The ABCB’s role is to facilitate development of standards in conjunction with industry and certifiers.
Because each state and territory government sets its own minimum acceptable standards, which may be higher than the federally-accepted minimum, if a state government makes the rules too onerous, compliance problems can occur. This happened recently in regional Queensland where certain councils argued that the cross-contamination of water supply risk was ‘high’. Therefore the built-in backflow devices used in many cases were not adequate for the associated risk.
Recent arbitration also questioned the testing regime of ATS 5200.033 and its suitability for the wall-mounted venturi-based dispensing systems, meaning that previously approved cleaning chemical dispensers may not be covered under the WaterMark scheme or comply with the appropriate Australian Standard.
According to Vince Neal of Total Dispensing Solutions Pty Ltd, there are a handful of councils around Australia that have taken the requirements for backflow devices on dispensing units to a questionable level.
“This is disappointing as the manufacturers and distributors go to great lengths and expense to comply to Australian Standards,” Neal said. “You have individual inspectors dealing with various classifications of chemicals and most work to comply with the low or medium hazard level.
“However, there are certain inspectors who regularly have different interpretations of the code. Some installations already have backflow devices fitted, so fitting extra devices would be pointless.
“To give credit to them, they are trying to do the right thing by the public but when they put forth their case, the client often has already complied to the Australian Standard, and has backflow devices fitted,” stated Neal.
In order to achieve a solution, Neal suggested a majority of councils would need to come to some agreement.

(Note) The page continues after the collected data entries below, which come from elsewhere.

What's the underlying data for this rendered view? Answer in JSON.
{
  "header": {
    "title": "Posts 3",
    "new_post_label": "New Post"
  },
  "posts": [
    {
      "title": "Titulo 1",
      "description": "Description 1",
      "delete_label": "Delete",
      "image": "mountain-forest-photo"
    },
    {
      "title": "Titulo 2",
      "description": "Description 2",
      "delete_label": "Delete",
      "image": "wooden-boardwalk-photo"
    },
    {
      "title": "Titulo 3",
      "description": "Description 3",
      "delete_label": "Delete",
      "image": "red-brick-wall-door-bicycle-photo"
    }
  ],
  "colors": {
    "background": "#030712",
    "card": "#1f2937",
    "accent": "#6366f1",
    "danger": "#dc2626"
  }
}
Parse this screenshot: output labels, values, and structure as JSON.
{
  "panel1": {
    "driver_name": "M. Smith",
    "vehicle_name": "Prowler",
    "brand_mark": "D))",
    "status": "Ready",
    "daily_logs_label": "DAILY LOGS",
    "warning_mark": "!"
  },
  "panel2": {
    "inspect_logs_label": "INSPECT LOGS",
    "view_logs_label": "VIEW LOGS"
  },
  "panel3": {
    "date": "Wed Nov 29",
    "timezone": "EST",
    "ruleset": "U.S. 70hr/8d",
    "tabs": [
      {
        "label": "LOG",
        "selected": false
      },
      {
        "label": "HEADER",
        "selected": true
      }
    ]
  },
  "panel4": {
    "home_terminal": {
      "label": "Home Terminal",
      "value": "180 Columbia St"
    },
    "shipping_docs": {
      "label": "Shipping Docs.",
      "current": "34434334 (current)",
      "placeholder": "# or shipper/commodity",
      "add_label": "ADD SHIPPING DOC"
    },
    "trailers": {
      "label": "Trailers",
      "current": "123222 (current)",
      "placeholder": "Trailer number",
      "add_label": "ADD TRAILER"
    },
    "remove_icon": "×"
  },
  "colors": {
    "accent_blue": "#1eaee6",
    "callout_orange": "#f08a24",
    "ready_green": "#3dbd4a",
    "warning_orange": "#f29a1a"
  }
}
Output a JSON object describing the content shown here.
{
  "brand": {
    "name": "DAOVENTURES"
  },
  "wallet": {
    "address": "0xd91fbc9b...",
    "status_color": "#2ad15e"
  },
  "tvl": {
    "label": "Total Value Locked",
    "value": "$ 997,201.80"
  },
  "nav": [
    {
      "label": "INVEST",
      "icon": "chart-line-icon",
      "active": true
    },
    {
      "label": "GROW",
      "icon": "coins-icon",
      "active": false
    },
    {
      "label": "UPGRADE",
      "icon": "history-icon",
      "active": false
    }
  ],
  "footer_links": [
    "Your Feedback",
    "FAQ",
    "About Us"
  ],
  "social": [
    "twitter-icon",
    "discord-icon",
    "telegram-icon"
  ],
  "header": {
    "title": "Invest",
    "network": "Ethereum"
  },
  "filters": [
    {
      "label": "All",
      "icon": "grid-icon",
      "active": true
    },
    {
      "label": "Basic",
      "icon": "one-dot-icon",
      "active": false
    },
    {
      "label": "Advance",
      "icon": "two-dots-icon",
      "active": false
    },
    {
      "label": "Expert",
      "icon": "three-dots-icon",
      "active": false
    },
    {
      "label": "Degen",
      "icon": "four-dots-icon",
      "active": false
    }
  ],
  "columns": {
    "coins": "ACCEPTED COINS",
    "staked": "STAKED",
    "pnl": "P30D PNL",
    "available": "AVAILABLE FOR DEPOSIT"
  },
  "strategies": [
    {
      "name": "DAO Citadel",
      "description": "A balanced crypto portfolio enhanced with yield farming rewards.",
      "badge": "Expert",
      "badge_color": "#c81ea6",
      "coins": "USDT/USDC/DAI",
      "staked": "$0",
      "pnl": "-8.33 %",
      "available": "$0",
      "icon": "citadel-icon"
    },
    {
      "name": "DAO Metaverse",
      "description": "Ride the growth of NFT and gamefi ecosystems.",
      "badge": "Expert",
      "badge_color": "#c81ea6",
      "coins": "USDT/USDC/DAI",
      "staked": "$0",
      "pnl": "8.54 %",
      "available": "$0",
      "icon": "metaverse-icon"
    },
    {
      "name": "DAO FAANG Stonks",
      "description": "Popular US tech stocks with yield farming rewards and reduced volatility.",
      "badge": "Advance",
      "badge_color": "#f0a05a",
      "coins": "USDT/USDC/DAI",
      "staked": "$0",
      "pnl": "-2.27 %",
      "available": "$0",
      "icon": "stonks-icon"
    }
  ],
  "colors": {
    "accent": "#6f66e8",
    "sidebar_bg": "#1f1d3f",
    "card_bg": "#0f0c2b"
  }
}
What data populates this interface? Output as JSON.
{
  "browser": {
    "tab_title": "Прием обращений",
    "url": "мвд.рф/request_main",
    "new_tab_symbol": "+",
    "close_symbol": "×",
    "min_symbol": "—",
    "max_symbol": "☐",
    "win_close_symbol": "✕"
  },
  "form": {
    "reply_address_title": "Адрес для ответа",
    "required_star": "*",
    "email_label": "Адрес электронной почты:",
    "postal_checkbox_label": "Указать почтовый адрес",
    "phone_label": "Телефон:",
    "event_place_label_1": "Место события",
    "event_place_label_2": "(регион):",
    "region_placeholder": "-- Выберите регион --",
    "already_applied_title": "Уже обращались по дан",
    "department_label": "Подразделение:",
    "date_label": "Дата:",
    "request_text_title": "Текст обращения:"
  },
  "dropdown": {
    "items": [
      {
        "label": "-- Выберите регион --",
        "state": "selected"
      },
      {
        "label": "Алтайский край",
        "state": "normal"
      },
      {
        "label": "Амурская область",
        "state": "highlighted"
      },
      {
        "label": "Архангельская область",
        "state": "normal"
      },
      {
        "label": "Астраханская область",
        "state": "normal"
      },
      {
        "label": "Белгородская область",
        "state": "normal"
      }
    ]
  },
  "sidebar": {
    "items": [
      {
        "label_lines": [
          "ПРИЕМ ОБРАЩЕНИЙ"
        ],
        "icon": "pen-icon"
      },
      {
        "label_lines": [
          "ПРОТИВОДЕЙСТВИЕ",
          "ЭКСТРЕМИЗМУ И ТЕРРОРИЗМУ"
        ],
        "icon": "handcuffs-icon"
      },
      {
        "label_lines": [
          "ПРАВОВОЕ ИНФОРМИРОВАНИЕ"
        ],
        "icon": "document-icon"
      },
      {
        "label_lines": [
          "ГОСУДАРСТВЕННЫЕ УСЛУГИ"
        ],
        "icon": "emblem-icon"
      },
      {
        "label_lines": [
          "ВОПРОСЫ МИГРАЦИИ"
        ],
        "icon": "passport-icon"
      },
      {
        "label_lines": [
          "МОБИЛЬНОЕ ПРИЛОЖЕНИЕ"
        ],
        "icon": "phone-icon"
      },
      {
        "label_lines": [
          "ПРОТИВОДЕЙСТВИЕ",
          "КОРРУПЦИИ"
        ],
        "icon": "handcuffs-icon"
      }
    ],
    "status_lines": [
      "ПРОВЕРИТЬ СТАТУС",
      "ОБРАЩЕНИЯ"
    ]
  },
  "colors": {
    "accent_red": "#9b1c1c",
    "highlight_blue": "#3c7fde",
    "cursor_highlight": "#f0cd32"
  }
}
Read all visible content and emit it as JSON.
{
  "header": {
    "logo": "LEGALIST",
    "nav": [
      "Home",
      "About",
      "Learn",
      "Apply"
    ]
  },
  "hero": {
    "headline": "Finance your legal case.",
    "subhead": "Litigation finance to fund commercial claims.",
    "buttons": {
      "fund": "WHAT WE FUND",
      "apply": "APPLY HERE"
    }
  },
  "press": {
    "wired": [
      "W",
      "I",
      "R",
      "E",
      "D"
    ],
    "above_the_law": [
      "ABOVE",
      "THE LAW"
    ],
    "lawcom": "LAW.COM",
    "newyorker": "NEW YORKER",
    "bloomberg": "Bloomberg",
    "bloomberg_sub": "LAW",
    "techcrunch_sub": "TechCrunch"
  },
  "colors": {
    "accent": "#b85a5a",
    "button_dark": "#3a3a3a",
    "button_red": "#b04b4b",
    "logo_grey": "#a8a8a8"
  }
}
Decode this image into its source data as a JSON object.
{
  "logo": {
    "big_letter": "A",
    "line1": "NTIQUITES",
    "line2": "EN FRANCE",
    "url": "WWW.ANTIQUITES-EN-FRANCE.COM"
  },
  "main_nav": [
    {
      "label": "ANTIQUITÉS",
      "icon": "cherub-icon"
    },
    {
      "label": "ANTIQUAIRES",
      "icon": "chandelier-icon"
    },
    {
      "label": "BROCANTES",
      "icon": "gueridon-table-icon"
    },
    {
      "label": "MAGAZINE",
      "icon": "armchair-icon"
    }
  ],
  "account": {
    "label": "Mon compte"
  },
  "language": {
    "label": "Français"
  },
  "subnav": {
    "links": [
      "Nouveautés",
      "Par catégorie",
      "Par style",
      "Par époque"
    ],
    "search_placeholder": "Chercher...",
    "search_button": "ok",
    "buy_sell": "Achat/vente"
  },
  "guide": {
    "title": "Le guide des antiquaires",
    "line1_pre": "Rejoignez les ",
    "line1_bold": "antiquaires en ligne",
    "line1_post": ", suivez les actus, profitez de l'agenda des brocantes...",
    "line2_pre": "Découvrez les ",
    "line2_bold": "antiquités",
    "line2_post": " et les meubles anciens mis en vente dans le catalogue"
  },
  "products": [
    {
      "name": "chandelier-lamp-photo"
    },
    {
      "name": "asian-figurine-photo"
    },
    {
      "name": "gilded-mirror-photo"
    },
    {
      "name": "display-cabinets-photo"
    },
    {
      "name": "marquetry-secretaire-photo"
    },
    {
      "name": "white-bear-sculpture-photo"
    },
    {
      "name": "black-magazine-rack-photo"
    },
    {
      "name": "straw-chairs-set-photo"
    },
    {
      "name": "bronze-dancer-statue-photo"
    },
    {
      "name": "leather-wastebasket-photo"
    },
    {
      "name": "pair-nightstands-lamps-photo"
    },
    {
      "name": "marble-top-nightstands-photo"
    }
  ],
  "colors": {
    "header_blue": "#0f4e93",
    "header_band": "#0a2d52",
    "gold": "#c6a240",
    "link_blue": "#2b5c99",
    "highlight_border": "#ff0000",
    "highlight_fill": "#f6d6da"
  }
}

“Although the problem has been apparent every now and then for many years, the majority of complaints by our clients seem to be in Queensland,” he said. “It seems the answer lies with educating the councils and inspectors. However, there are rumours that moves are afoot to change the standard and that current standards may not be applicable in future.”
Neal said that of the five main equipment manufacturers, most were happy to work for the good of the industry. “The industry could lobby, but unless the councils get on board it would be futile.”
In the interim, to avoid unnecessary expense of retro-fitting additional backflow devices, many end-users of cleaning chemical dispensers would revert to concentrated chemicals being handled and decanted manually. In the case of numerous fast-food outlets Australia wide, this would mean that school-age children would be placed at risk in having to do this onerous task.